Com o declínio da caça à baleia, em boa parte devido à evolução da química, esse material era quase a única coisa com valor para a sua caça artesanal, como é contado em "Mau tempo no Canal" de Vitorino Nemésio. Hoje em dia, o ambróxido pode ser obtido a partir de esclariol, uma molécula presente num tipo de sálvia (Salvia sclarea) que ainda não encontrei, mas que tem semelhanças com a da fotografia do lado (Salvia splendens, foto obtida em Cantanhede, mas que costuma tambem estar plantada na rotunda do Papa em Coimbra). Dessa forma não é necessário caçar baleias para obter ambróxido.

Depois de consultar o site Fragrantica seleccionei um conjunto de perfumes para investigar (essencialmente perfumes masculinos: Obsessed da Calvin Klein, Not a Perfume, Into the Void, Anyway, White Spirit, Another Oud, todos da Juliette has a Gun, Sauvage da Dior, Dyln Blue da Versase, Luna Rossa da Parda, L'imensité da Vuitton, Gentleman's only da Givenchy, Kenzo World, Toni, A Better Man, L'étoile noir, Electric Wood, This is not a Blue Bottle, etc). Curiosamente, encontrei também dois da Zara, um deles, 4MBROX, aproximando-se do conceito do Not a Perfume (uma só molécula, ambróxido e álcool), o 4MBROX, que tem na composição do seu aroma ambróxido, almíscar e cedro.

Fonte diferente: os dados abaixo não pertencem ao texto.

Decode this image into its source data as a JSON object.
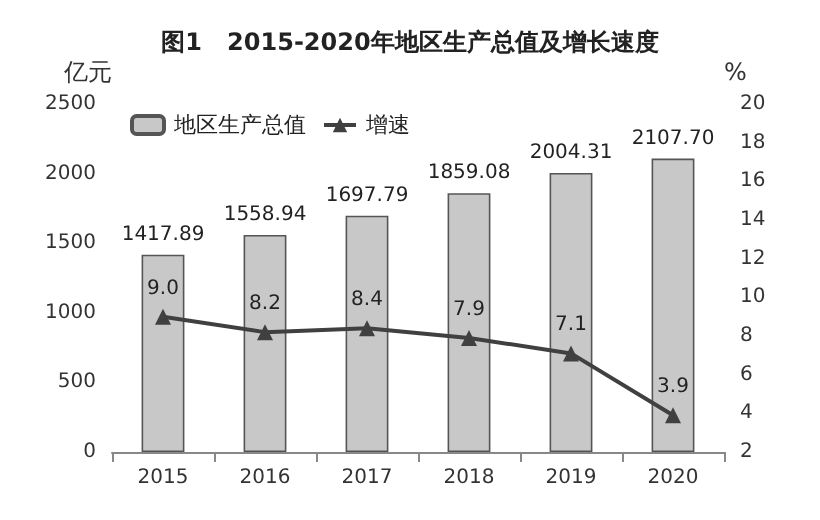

Ao fim do dia, consegui ir a um centro comercial e a uma perfumaria fazer o trabalho de campo. Encontrei o perfume 4AMBROX (figura ao lado) e cerca de metade dos perfumes identificados cujos aromas registei num caderno (acima).

O Not a Perfume da Juliette has a Gun não estava disponível para testar, mas recordo a primeira vez que o encontrei  numa outra perfumaria. Trata-se de um perfume que tem apenas ambróxido em álcool (daí a provocação de "não ser um perfume") e o cheiro perdurou meses no caderno em que guardei o papel impregnado. Este perfume provocador custa dezenas de euros, enquanto que os três gramas de ambŕoxido que comprei custam cinco euros. No entanto, o custo de um perfume é devido também a todo o seu processo de desenvolvimento e este resultou de uma ideia nova. Curiosamente o 4MBROX refere a questão da molécula de ambóxido (ambrox) na caixa (carregar na imagem para ler) e, de facto, depois de aplicado. o cheiro que permanece é o desta molécula.

Os perfumes são um mundo de química olfativa, analíitica e sintética. Embora o mais visível seja o design, os criadores, os anúncios e os modelos que os promovem, sem os químicos não seria possível toda a diversidade que temos à disposição.

Anúncio de um perfume por toda a cidade: qual é a sua química?

Enquanto espero pelo autocarro reparo neste anúncio de um perfume. Qual será a sua química? O site Fragrantica diz que foi criado em 2017 por Oliver Polgue e tem notas superiores (aromas mais voláteis) de mandarina, toranja e passas; coração (aromas de volatilidade média) de tuberosa, ylang-ylang, jasmim, lírio-dos-vales, pimenta vermelha, pêra e flor de laranjeira; e base (aromas de menor volatilidade) de sândalo, almíscar, raiz de íris e cachemira. Cada um destes constituintes, dissolvidos em álcool com um pouco de água, tem, por seu lado, aromas que resultam, em geral, de misturas complexas de compostos. Intrigou-me o nome cachemira. Um pouco de pesquisa na maior biblioteca do mundo (a internet) e confirma-se que se trata de uma molécula sintética, obtida nos anos 1970 por John Hall, cujo odor parece ser difícil de descrever. As propriedades desta molécula estão muito bem estudadas, como pode ser seguido pelos links da wikipedia. O cartaz está por toda a cidade e a actriz é Kristen Stewart.